Shopping centers are valuable ecosystems for location-based mobile marketing

By December 07, 2011

DDR, a shopping center owner developed a new marketing tool that leverages location-based retail offers and work on almost any phone to drive foot traffic to its tenants’ stores. Similar programs have proved popular with customers and attracted new visitors to stores.


Shopping center owner DDR has teamed-up with geo-fencing mobile marketing pioneer Placecast to launch a program that is designed to drive traffic to its various tenants. While most geo-sensitive marketing strategies are geared towards smartphones, the majority of consumers can best be leveraged by more universal phone features. Reflecting that consideration, ValuText uses “geo-fences,” designated virtual areas surrounding DDR assets that can be utilized by 92% of US mobile phones. When a user opts into this program, by passing a store’s geo-fence, the phone is sent a text message with a deal for that particular store.

ValuText drives foot traffic into shopping center tenants’ retail store

The ValuText program aims to drive customer traffic inside DDR shopping centers’ retailers, by offering them real-time deals, thus helping out the retailers and adding value for customers. "DDR is committed to ensuring that our retailers have every tool they need to succeed," said John S. Kokinchak, senior executive vice president and chief administrative officer of DDR. "ValuText helps our tenants by giving potential customers access to real-time, location-based offers, thereby driving traffic to their stores". Of course, such a program is also meant to make DDR more competitive, both for customers and potential tenants. 

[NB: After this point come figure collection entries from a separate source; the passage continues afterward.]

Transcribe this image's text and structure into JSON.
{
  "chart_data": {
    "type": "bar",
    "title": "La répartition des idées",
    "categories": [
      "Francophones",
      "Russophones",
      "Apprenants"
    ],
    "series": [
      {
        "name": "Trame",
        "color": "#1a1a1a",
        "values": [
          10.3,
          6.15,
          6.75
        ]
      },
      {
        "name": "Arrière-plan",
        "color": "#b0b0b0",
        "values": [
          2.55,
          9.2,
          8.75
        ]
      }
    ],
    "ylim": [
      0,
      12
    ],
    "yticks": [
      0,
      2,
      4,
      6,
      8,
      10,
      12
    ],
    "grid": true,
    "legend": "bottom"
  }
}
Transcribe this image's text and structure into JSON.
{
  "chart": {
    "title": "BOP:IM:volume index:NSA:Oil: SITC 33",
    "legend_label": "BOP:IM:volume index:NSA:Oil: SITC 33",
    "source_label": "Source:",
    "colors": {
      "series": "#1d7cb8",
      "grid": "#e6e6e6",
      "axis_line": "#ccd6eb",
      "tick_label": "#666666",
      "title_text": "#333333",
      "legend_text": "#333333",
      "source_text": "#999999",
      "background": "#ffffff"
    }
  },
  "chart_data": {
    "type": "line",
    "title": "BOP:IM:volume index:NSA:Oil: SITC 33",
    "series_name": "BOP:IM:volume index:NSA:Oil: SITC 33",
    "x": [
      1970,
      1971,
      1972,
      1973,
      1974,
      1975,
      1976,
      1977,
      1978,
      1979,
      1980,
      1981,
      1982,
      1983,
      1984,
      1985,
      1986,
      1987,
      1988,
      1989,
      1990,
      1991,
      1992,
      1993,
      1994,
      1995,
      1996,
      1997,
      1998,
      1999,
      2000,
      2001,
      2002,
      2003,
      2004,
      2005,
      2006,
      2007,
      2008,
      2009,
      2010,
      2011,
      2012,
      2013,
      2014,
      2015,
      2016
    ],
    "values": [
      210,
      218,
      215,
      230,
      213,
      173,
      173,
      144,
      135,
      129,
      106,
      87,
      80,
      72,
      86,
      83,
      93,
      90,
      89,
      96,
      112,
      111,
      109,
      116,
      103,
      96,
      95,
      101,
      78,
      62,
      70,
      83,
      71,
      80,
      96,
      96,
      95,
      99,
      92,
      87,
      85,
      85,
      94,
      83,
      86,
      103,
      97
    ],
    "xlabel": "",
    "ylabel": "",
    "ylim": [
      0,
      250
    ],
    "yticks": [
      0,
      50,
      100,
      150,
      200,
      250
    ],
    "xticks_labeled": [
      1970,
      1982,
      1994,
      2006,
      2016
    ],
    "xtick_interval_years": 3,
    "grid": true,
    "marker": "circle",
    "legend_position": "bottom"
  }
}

"Retail shopping centers are primed for location-based mobile offers" 

As Kathryn Koegel of Primary Impact Research explained, shopping centers offer great geo-fencing marketing opportunities for retailers: customers are in the mood to shop when they walk in, and tenants can benefit from their neighbors’ customers. Geo-fencing has been used through other programs by AT&T and other brands, and has generated positive consumer feedback. Nearly 3/4 of participants like that their location is used to generate retail offers, and over half have acted on an offer that they received. A fair amount of follow through results from this strategy - “22% of shoppers in similar programs reported making purchases at participating retailers based on receiving a location-based alert.” It is effective for gaining new customers and making sure that current ones come in as well - “for nearly 50% of shoppers, the retail visit prompted by the text was unplanned; for 19% of those surveyed, the alert served as a reminder.”